C’est ici que les institutions éducatives, les musées, les journalistes, ainsi que nous tous, entrons en scène. Car si un gouvernement peut effacer des images, il ne peut pas effacer toutes les mémoires. Encore faut-il les entretenir, les transmettre, les confronter. Le danger ne réside pas seulement dans ce qui disparaît, mais dans ce que nous cessons de chercher, de nommer, de raconter. L’histoire, comme la démocratie, exige qu’on la pratique. Et parfois, qu’on la défende activement contre l’oubli organisé. Dans cette lutte pour la mémoire, l’intelligence collective reste notre meilleure arme : une conscience partagée, tissée d’expériences, de débats et de vigilance. L’intelligence artificielle, elle, peut nous épauler, à condition qu’elle soit au service de cette mémoire commune, et non d’un pouvoir qui cherche à la formater. Sinon, elle ne sera pas un outil de savoir, mais un complice de l’oubli.

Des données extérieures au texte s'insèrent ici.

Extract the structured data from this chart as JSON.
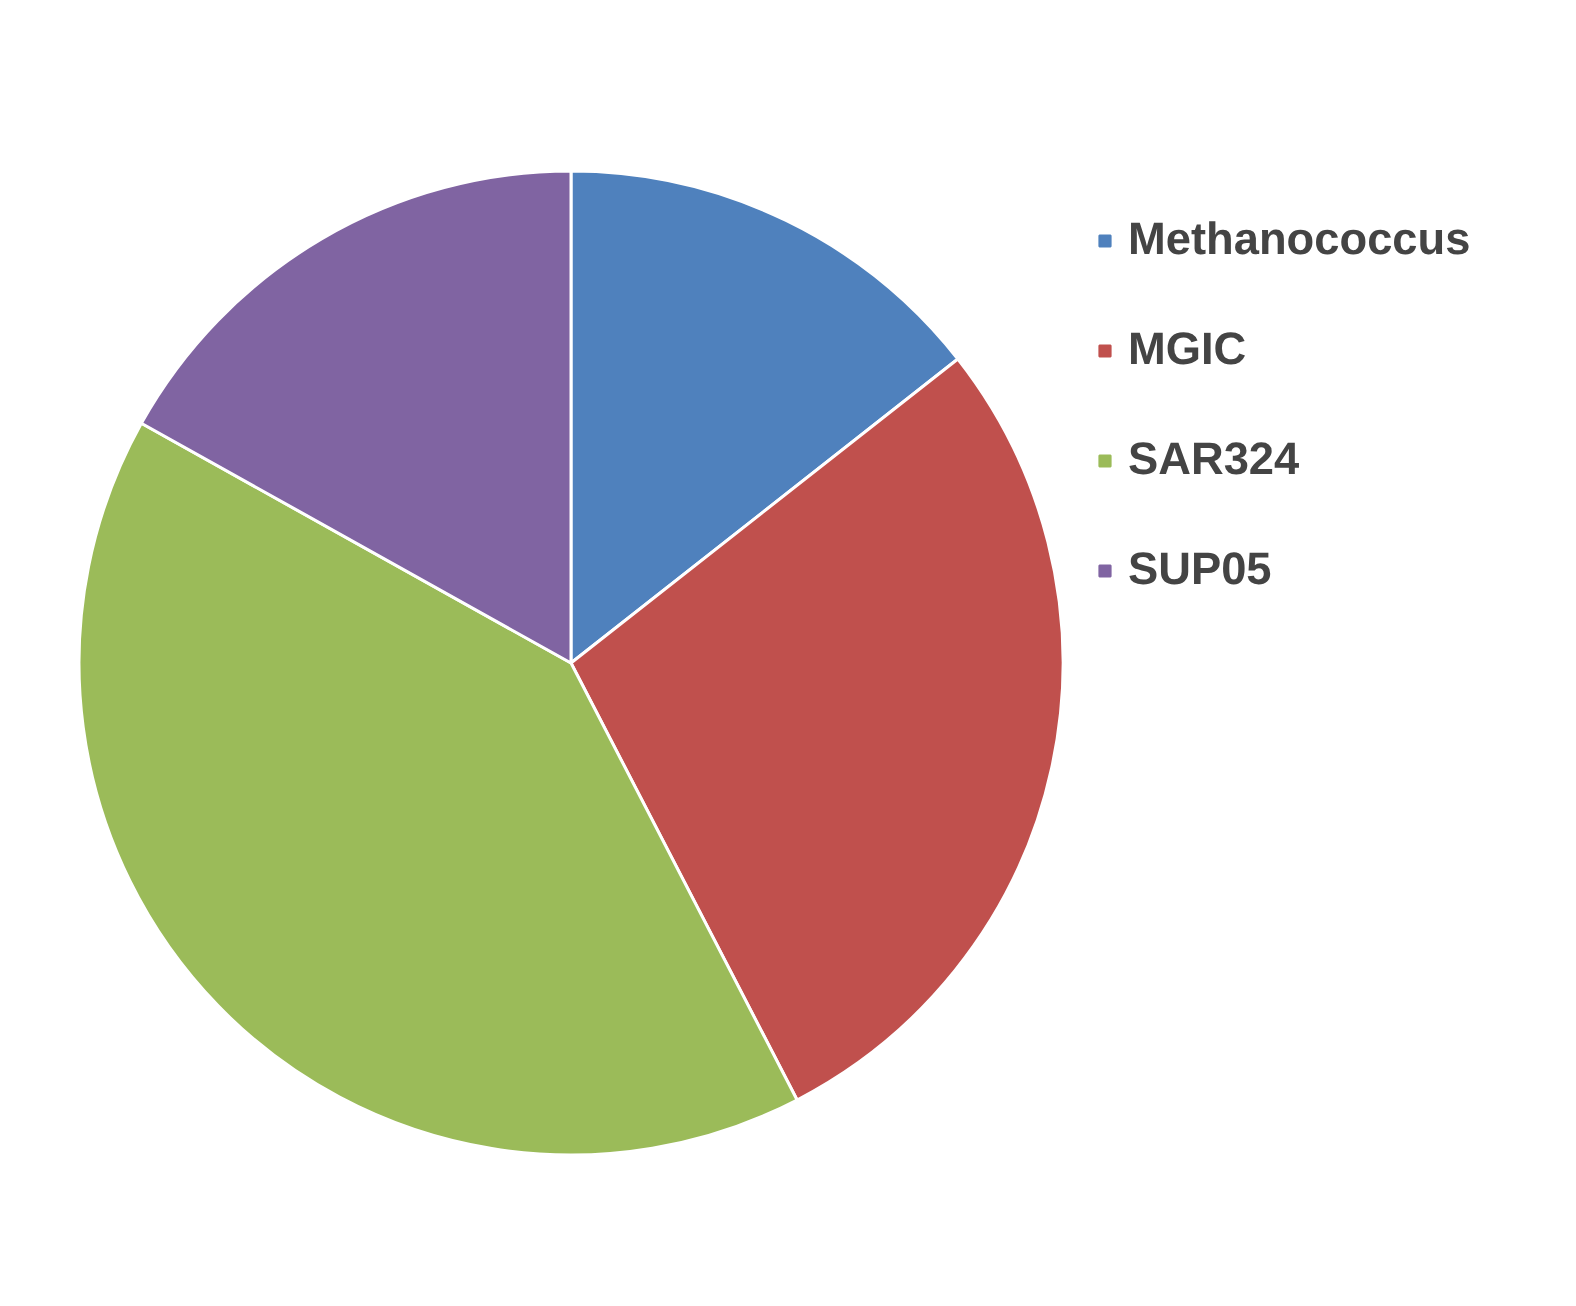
{
  "chart_data": {
    "type": "pie",
    "categories": [
      "Methanococcus",
      "MGIC",
      "SAR324",
      "SUP05"
    ],
    "values": [
      14.4,
      28.0,
      40.7,
      16.9
    ],
    "colors": [
      "#4f81bd",
      "#c0504d",
      "#9bbb59",
      "#8064a2"
    ],
    "legend": "right"
  }
}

ARTE. Donald Trump purge les archives pour réécrire l’Histoire. Le dessous des images, 3 mai 2025. [Vidéo en ligne]


Dans mes écouteurs

Originaire de Montréal, DanyJo s’impose comme une figure montante de la scène francophone avec son nouvel EP Trop d’histoires, lancé le 5 juin au Quai des Brumes. Après avoir exploré des sonorités pop et chanson dans L’antre nos deux oreilles (2023), il revient avec un projet résolument rock, teinté d’une poésie viscérale et attachante. Ce mini-album de six titres offre une immersion dans un univers musical riche et personnel.

Parmi les morceaux, Bob Dylan XII se distingue par son hommage subtil au légendaire auteur-compositeur américain. Avec des arrangements épurés et des paroles empreintes de réflexion, cette chanson reflète l’influence de Dylan sur DanyJo, tout en affirmant sa propre voix artistique. C’est une pièce qui incarne parfaitement l’essence du microalbum : une fusion entre tradition et modernité, portée par une sincérité désarmante. La voici.

DanyJo – Bob Dylan XII – Trop d’histoires – #musiquebleue

Les bonnes nouvelles de cette semaine

Il arrive que la reconnaissance vienne d’un peu plus loin que prévu. L’écrivain et journaliste Michel Jean a été fait chevalier de l’Ordre des Arts et des Lettres de la République française, un honneur rarement accordé à un Québécois, et encore plus exceptionnel pour un membre des Premiers Peuples. La distinction salue l’ensemble de son œuvre littéraire, ancrée dans la mémoire innue, ainsi que son engagement pour une représentation plus juste et humaine des Autochtones dans l’espace médiatique. Une reconnaissance internationale aussi touchante que significative.

Pendant ce temps, sur un tout autre terrain, Luguentz Dort et Bennedict Mathurin font eux aussi rayonner le Québec, cette fois sur la scène de la NBA. Leurs équipes respectives, le Thunder d’Oklahoma City et les Pacers de l’Indiana, s’affronteront en finale du championnat. C’est une première : deux joueurs québécois dans deux équipes finalistes au basketball. Pour un sport encore marginal il n’y a pas si longtemps au Québec, c’est un signe fort de progression, et un rappel que le talent d’ici peut atteindre les plus hauts sommets.

Deux bonnes nouvelles, donc, qui nous rappellent qu’il est possible de se rendre loin sans renier d’où l’on vient. Que ce soit en maniant la plume ou le ballon, ces parcours inspirants tracent des trajectoires lumineuses et donnent envie, l’espace d’un instant, de croire que l’élan d’un peuple peut se jouer sur tous les terrains.